# Thread: Computing a Δ-complex homeomorphic to S^2

1. ## Computing a Δ-complex homeomorphic to S^2

I'm not very topology-savvy, and the best I could come up with was:

Identify two (2-dimensional) closed discs to be the upper and lower hemispheres of S^2, and then chop these up into four pieces each; then each sector can be identified with a 2-simplex, with the right orientations. This gives a Δ-complex with eight 2-simplices, twelve 1-simplices, and six 0-simplices (by my counting).

If I'm perfectly honest, this seems quite complicated for such a simple topological space. Even the torus has only six simplices in all. Am I missing some simpler identifying or 'gluing' procedure?

EDIT: Sorry, I'm being silly. I think there is a way to do it identifying 2-simplices (triangles) to closed discs. Can anyone just confirm that when you do this correctly, the homology groups should be $H_n(S^2) = \{0\}$ for $n \neq 2$, and $H_2(S^2) = \mathbb{Z}$ ?

2. That's right, as long as you're talking reduced homology--else H_0 is Z as well.

Actually, it's isomorphic to Z--you shouldn't write "=" here. (In case you didn't know how to write "isomorphic to" in LaTeX, it's \cong.)

3. Originally Posted by Tinyboss
That's right, as long as you're talking reduced homology--else H_0 is Z as well.

Actually, it's isomorphic to Z--you shouldn't write "=" here. (In case you didn't know how to write "isomorphic to" in LaTeX, it's \cong.)
Not sure what you mean by reduced homology. I haven't been introduced to that yet.

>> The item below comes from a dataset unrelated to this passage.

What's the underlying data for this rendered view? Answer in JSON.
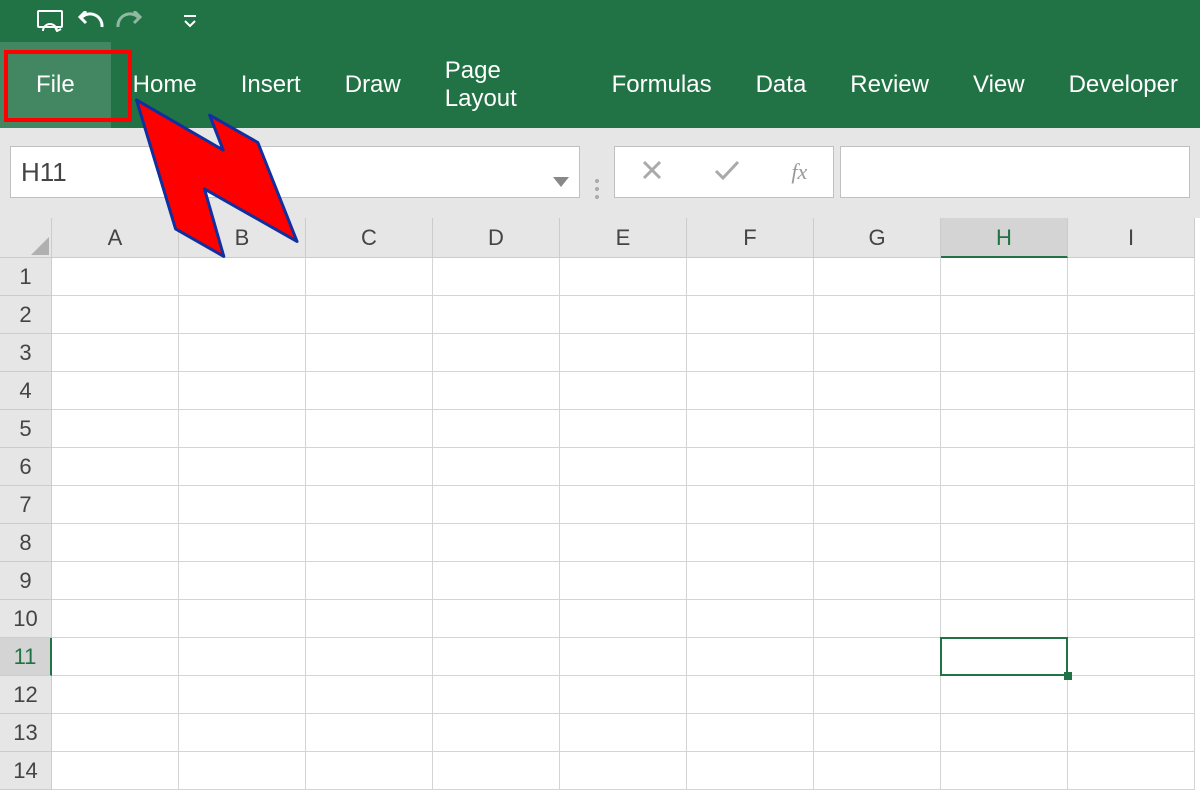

4. In standard simplicial homology, you declare the boundary of any 0-chain (sum of points) to be 0, and then it turns out that $H_0\cong\mathbb{Z}^n$, where n is the number of connected components. So H_0 is Z for a sphere or other connected space.

In reduced homology, you use a different map that sends every 0-simplex to 1, so that a 0-chain maps to the sum of its coefficients. It's clear that a boundary of a 1-simplex still goes to zero under this map, but now not every 0-chain is a cycle, and H_0 is Z^(n-1) instead of Z^n. (All other homology groups are identical.)

Then for the n-sphere, you have the situation you wrote, where H_n is Z and H_k is 0 for k not equal to n.